CRETACEOUS-PALEOCENE-EOCENE SEA SURFACE TEMPERATURE EVOLUTION AT HIGHER LATITUDES: CONSTRAINTS FROM TEX86 AND PLANKTONIC FORAMINIFERAL OXYGEN ISOTOPES (Invited Presentation)

It is well established that greenhouse conditions prevailed during the Cretaceous-Paleocene-Eocene. The high latitudes represent areas of significant climatic importance due to polar amplification of global warming such that determining the exact nature of climatic warming remains an active topic of research. Paleo-proxies provide valuable observational constraints on greenhouse conditions at higher latitudes. Here we provide a compilation and synthesis of available planktonic foraminiferal δ¹⁸O (δ¹⁸O_pl) and TEX₈₆-SST proxy data for the Cretaceous-Paleocene-Eocene from higher, >±48°, paleolatitudes. Our reconstruction of the evolution of higher latitude SSTs reveals temporal changes. In the early Cretaceous, TEX₈₆ reconstructions indicate that SSTs were broadly stable, ~25 °C, at higher latitudes. In the early late Cretaceous, δ¹⁸O_pl-SSTs document higher latitude warming, with peak SSTs of ~30 °C during the Cretaceous thermal maximum (Cenomanian-Turonian).

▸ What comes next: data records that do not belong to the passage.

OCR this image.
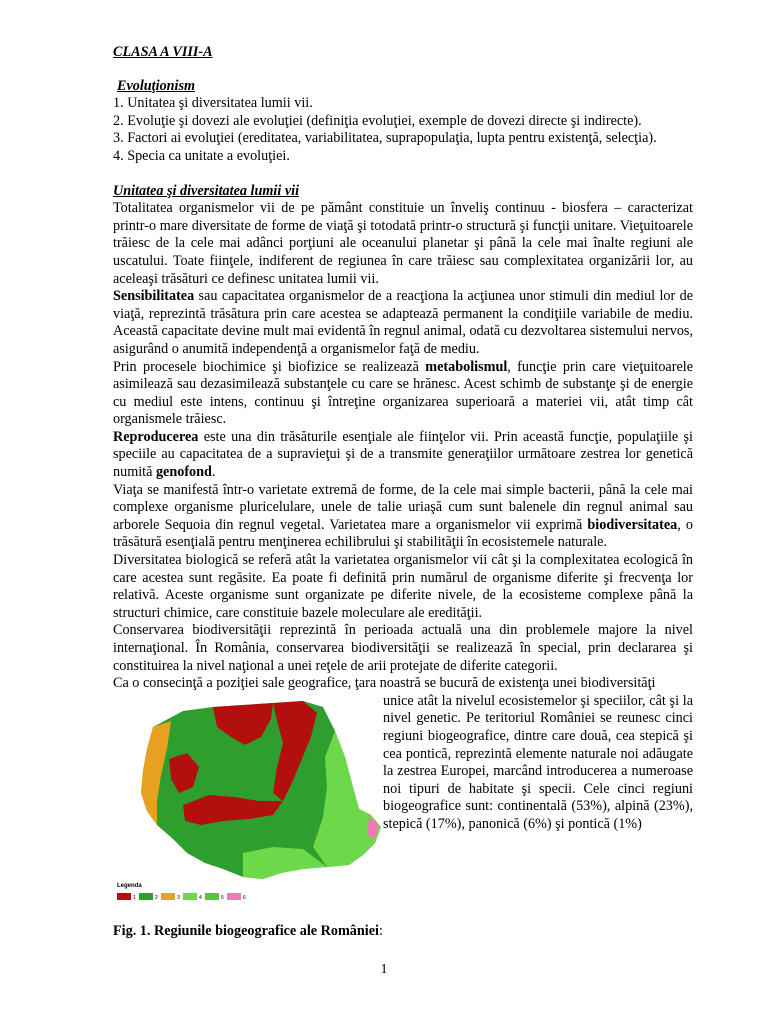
CLASA A VIII-A
Evoluţionism
1. Unitatea şi diversitatea lumii vii.
2. Evoluţie şi dovezi ale evoluţiei (definiţia evoluţiei, exemple de dovezi directe şi indirecte).
3. Factori ai evoluţiei (ereditatea, variabilitatea, suprapopulaţia, lupta pentru existenţă, selecţia).
4. Specia ca unitate a evoluţiei.
Unitatea şi diversitatea lumii vii

Totalitatea organismelor vii de pe pământ constituie un înveliş continuu - biosfera – caracterizat printr-o mare diversitate de forme de viaţă şi totodată printr-o structură şi funcţii unitare. Vieţuitoarele trăiesc de la cele mai adânci porţiuni ale oceanului planetar şi până la cele mai înalte regiuni ale uscatului. Toate fiinţele, indiferent de regiunea în care trăiesc sau complexitatea organizării lor, au aceleaşi trăsături ce definesc unitatea lumii vii.

Sensibilitatea sau capacitatea organismelor de a reacţiona la acţiunea unor stimuli din mediul lor de viaţă, reprezintă trăsătura prin care acestea se adaptează permanent la condiţiile variabile de mediu. Această capacitate devine mult mai evidentă în regnul animal, odată cu dezvoltarea sistemului nervos, asigurând o anumită independenţă a organismelor faţă de mediu.

Prin procesele biochimice şi biofizice se realizează metabolismul, funcţie prin care vieţuitoarele asimilează sau dezasimilează substanţele cu care se hrănesc. Acest schimb de substanţe şi de energie cu mediul este intens, continuu şi întreţine organizarea superioară a materiei vii, atât timp cât organismele trăiesc.

Reproducerea este una din trăsăturile esenţiale ale fiinţelor vii. Prin această funcţie, populaţiile şi speciile au capacitatea de a supravieţui şi de a transmite generaţiilor următoare zestrea lor genetică numită genofond.

Viaţa se manifestă într-o varietate extremă de forme, de la cele mai simple bacterii, până la cele mai complexe organisme pluricelulare, unele de talie uriaşă cum sunt balenele din regnul animal sau arborele Sequoia din regnul vegetal. Varietatea mare a organismelor vii exprimă biodiversitatea, o trăsătură esenţială pentru menţinerea echilibrului şi stabilităţii în ecosistemele naturale.

Diversitatea biologică se referă atât la varietatea organismelor vii cât şi la complexitatea ecologică în care acestea sunt regăsite. Ea poate fi definită prin numărul de organisme diferite şi frecvenţa lor relativă. Aceste organisme sunt organizate pe diferite nivele, de la ecosisteme complexe până la structuri chimice, care constituie bazele moleculare ale eredităţii.

Conservarea biodiversităţii reprezintă în perioada actuală una din problemele majore la nivel internaţional. În România, conservarea biodiversităţii se realizează în special, prin declararea şi constituirea la nivel naţional a unei reţele de arii protejate de diferite categorii.

Ca o consecinţă a poziţiei sale geografice, ţara noastră se bucură de existenţa unei biodiversităţi

Legenda
1	2	3	4	5	6
unice atât la nivelul ecosistemelor şi speciilor, cât şi la nivel genetic. Pe teritoriul României se reunesc cinci regiuni biogeografice, dintre care două, cea stepică şi cea pontică, reprezintă elemente naturale noi adăugate la zestrea Europei, marcând introducerea a numeroase noi tipuri de habitate şi specii. Cele cinci regiuni biogeografice sunt: continentală (53%), alpină (23%), stepică (17%), panonică (6%) şi pontică (1%)
Fig. 1. Regiunile biogeografice ale României:
1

This extreme warmth was followed by a long-term climate deterioration, with δ¹⁸O_pl-SSTs recording ~15 °C of cooling at higher latitudes, from the Turonian to end Maastrichtian. For the Paleocene, temperature proxy records are temporally sparse but suggest a temperate climate at high southern latitudes, which culminated with extreme warmth at the Paleocene-Eocene Thermal Maximum. In the early Eocene the TEX₈₆ proxy indicates higher latitude SSTs were in excess of 30° C at >±55°. The higher latitudes then underwent substantial cooling, ~6 °C based on TEX₈₆-SSTs, during the descent towards the icehouse. These long-term temperature trends are broadly consistent with benthic oxygen isotope records. Our higher latitude SST compilation provides an up-to-date target for modelling studies investigating the mechanics of greenhouse climates.